During testimony before a House of Representatives panel on April 26, the president of the American Federation of Teachers (AFT), Randi Weingarten, claimed that her organization “spent every day from February  on trying to get schools open. We knew that remote education was not a substitute for opening schools,” she said, “but we also knew that people had to be safe.” Weingarten went on to argue that the teachers union was “simply looking for … clear scientific guidance” as to the conditions of a safe school reopening policy.
But Weingarten’s claims leave out important context concerning AFT’s decisions during the COVID-19 pandemic. Weingarten and her union repeatedly resisted school reopenings throughout the pandemic, often despite scientific guidance offered by accredited public health bodies.
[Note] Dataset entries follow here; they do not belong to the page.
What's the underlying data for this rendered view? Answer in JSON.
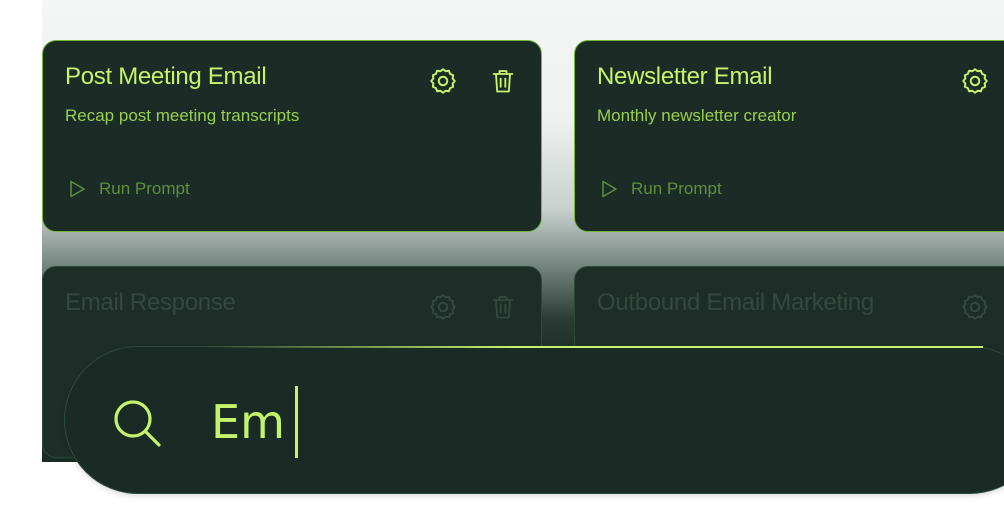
{
  "cards": [
    {
      "title": "Post Meeting Email",
      "subtitle": "Recap post meeting transcripts",
      "run_label": "Run Prompt",
      "icons": [
        "gear-icon",
        "trash-icon"
      ]
    },
    {
      "title": "Newsletter Email",
      "subtitle": "Monthly newsletter creator",
      "run_label": "Run Prompt",
      "icons": [
        "gear-icon"
      ]
    },
    {
      "title": "Email Response",
      "icons": [
        "gear-icon",
        "trash-icon"
      ]
    },
    {
      "title": "Outbound Email Marketing",
      "icons": [
        "gear-icon"
      ]
    }
  ],
  "search": {
    "value": "Em",
    "icon": "search-icon"
  },
  "colors": {
    "accent": "#c7f36b",
    "accent_muted": "#98cf50",
    "card_bg": "#1b2c26",
    "card_border": "#74b83a",
    "run_prompt": "#5f8f3c"
  }
}
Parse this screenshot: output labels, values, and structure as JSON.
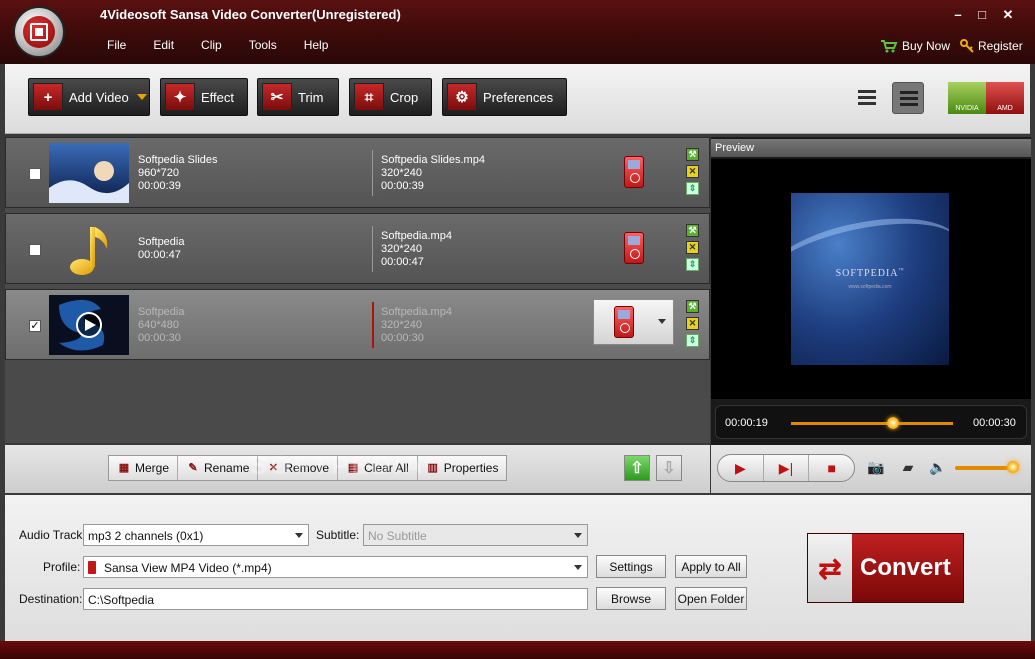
{
  "window": {
    "title": "4Videosoft Sansa Video Converter(Unregistered)",
    "controls": {
      "minimize": "–",
      "maximize": "□",
      "close": "✕"
    }
  },
  "menu": {
    "items": [
      "File",
      "Edit",
      "Clip",
      "Tools",
      "Help"
    ],
    "buy_now": "Buy Now",
    "register": "Register"
  },
  "toolbar": {
    "add_video": "Add Video",
    "effect": "Effect",
    "trim": "Trim",
    "crop": "Crop",
    "preferences": "Preferences",
    "gpu": {
      "nvidia": "NVIDIA",
      "amd": "AMD"
    }
  },
  "files": [
    {
      "name": "Softpedia Slides",
      "resolution": "960*720",
      "duration": "00:00:39",
      "output_name": "Softpedia Slides.mp4",
      "output_resolution": "320*240",
      "output_duration": "00:00:39",
      "checked": false
    },
    {
      "name": "Softpedia",
      "duration": "00:00:47",
      "output_name": "Softpedia.mp4",
      "output_resolution": "320*240",
      "output_duration": "00:00:47",
      "checked": false
    },
    {
      "name": "Softpedia",
      "resolution": "640*480",
      "duration": "00:00:30",
      "output_name": "Softpedia.mp4",
      "output_resolution": "320*240",
      "output_duration": "00:00:30",
      "checked": true
    }
  ],
  "list_actions": {
    "merge": "Merge",
    "rename": "Rename",
    "remove": "Remove",
    "clear_all": "Clear All",
    "properties": "Properties"
  },
  "watermark": "SOFTPEDIA",
  "preview": {
    "label": "Preview",
    "video_text": "SOFTPEDIA",
    "video_trademark": "™",
    "video_sub": "www.softpedia.com",
    "current_time": "00:00:19",
    "total_time": "00:00:30",
    "progress": 0.63,
    "volume": 0.87
  },
  "settings": {
    "audio_track_label": "Audio Track:",
    "audio_track_value": "mp3 2 channels (0x1)",
    "subtitle_label": "Subtitle:",
    "subtitle_value": "No Subtitle",
    "profile_label": "Profile:",
    "profile_value": "Sansa View MP4 Video (*.mp4)",
    "settings_button": "Settings",
    "apply_to_all_button": "Apply to All",
    "destination_label": "Destination:",
    "destination_value": "C:\\Softpedia",
    "browse_button": "Browse",
    "open_folder_button": "Open Folder",
    "convert_button": "Convert"
  },
  "colors": {
    "brand_red": "#8a1010",
    "accent_orange": "#e08a00"
  }
}
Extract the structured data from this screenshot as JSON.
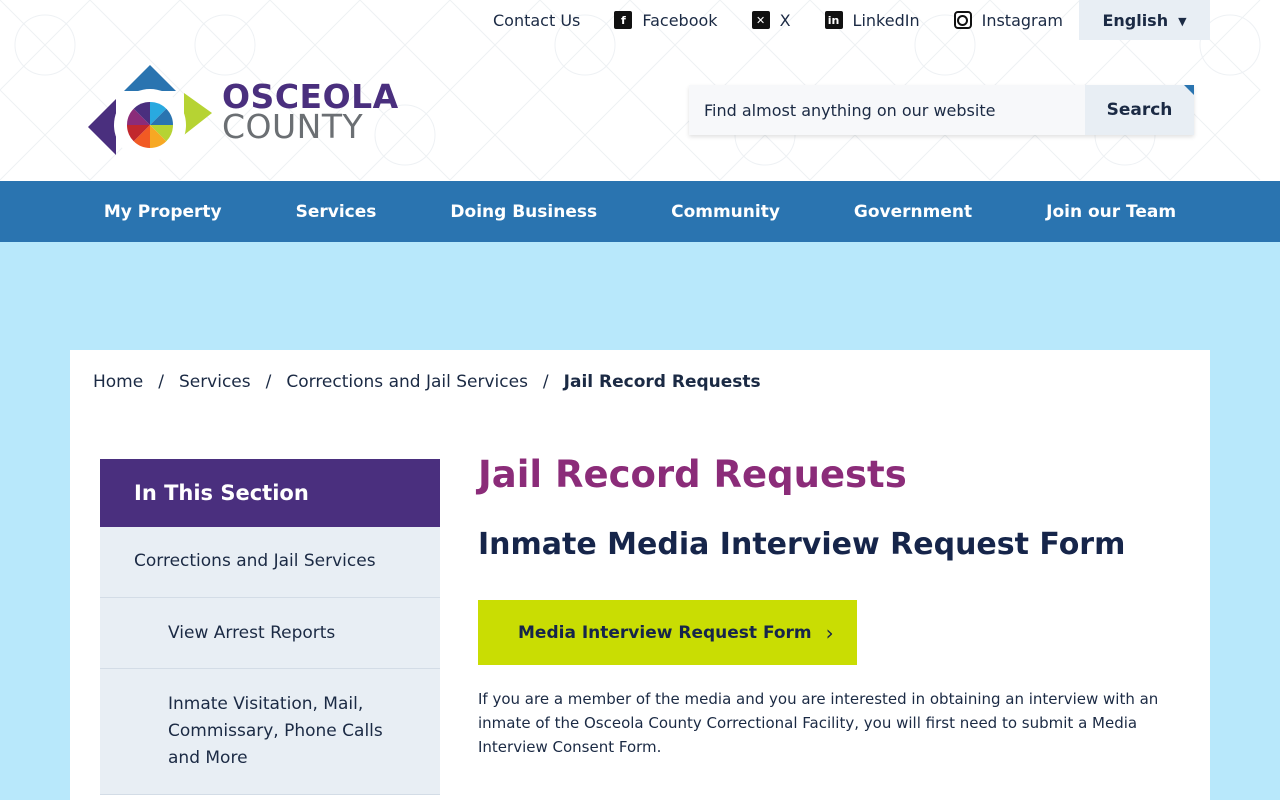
{
  "utility": {
    "contact": "Contact Us",
    "facebook": "Facebook",
    "x": "X",
    "linkedin": "LinkedIn",
    "instagram": "Instagram",
    "language": "English"
  },
  "logo": {
    "line1": "OSCEOLA",
    "line2": "COUNTY"
  },
  "search": {
    "placeholder": "Find almost anything on our website",
    "button": "Search"
  },
  "nav": [
    "My Property",
    "Services",
    "Doing Business",
    "Community",
    "Government",
    "Join our Team"
  ],
  "breadcrumb": {
    "items": [
      "Home",
      "Services",
      "Corrections and Jail Services"
    ],
    "separator": "/",
    "current": "Jail Record Requests"
  },
  "sidebar": {
    "heading": "In This Section",
    "items": [
      "Corrections and Jail Services",
      "View Arrest Reports",
      "Inmate Visitation, Mail, Commissary, Phone Calls and More"
    ]
  },
  "main": {
    "title": "Jail Record Requests",
    "subtitle": "Inmate Media Interview Request Form",
    "cta": "Media Interview Request Form",
    "paragraph": "If you are a member of the media and you are interested in obtaining an interview with an inmate of the Osceola County Correctional Facility, you will first need to submit a Media Interview Consent Form."
  },
  "colors": {
    "nav": "#2a74b0",
    "band": "#b8e8fb",
    "sidebar_head": "#4a2f7e",
    "title": "#8b2c79",
    "cta": "#c9dd03"
  },
  "icons": [
    "facebook-icon",
    "x-icon",
    "linkedin-icon",
    "instagram-icon",
    "chevron-down-icon",
    "chevron-right-icon"
  ]
}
Throughout 2020, Weingarten repeatedly stated her opposition to the reopening of schools, at one point calling reopening policies “reckless, callous, cruel.” The AFT also threatened to strike in July 2020 if its demands were not met prior to reopening.
Far from “looking for clear scientific guidance” from accredited bodies as to safe reopening conditions, the AFT actively sought to influence the policies of the Centers for Disease Control and Prevention (CDC). Weingarten wrote an open letter to the CDC in March 2021, a year after the onset of the pandemic, in which she objected to a change in the CDC’s guidance on social distancing in schools. The change in question from the CDC was from a recommendation that adults and children alike keep 6 feet apart to guidance suggesting 3 feet of distance between children would be acceptable. Weingarten wrote that she and her union were “not convinced that the evidence supports changing physical distancing requirements at this time.” One of the authorities Weingarten cited in the letter in opposition to the CDC’s guidelines was the Institute for New Economic Thinking, an organization that makes no claims to expertise in the area of medical science of public health.
Reporting by Joe Nocera of Bloomberg revealed the lobby continued in private. Weingarten and the AFT’s health policy official, Kelly Trautner, had multiple conversations and email exchanges with CDC Director Rochelle Walensky. Trautner complained to Walensky in a February 2021 email that the latest CDC guidance didn’t contain “provisions providing for when schools should close,” for example.
The American Enterprise Institute’s Return to Learn tracker also shows that areas with large AFT local chapters and affiliates took longer to return to in-person schooling than other parts of the country.
There is no evidence to support Weingarten’s claim that the policies regarding school reopenings she pursued and endorsed as president of the American Federation of Teachers were based exclusively on scientific guidance.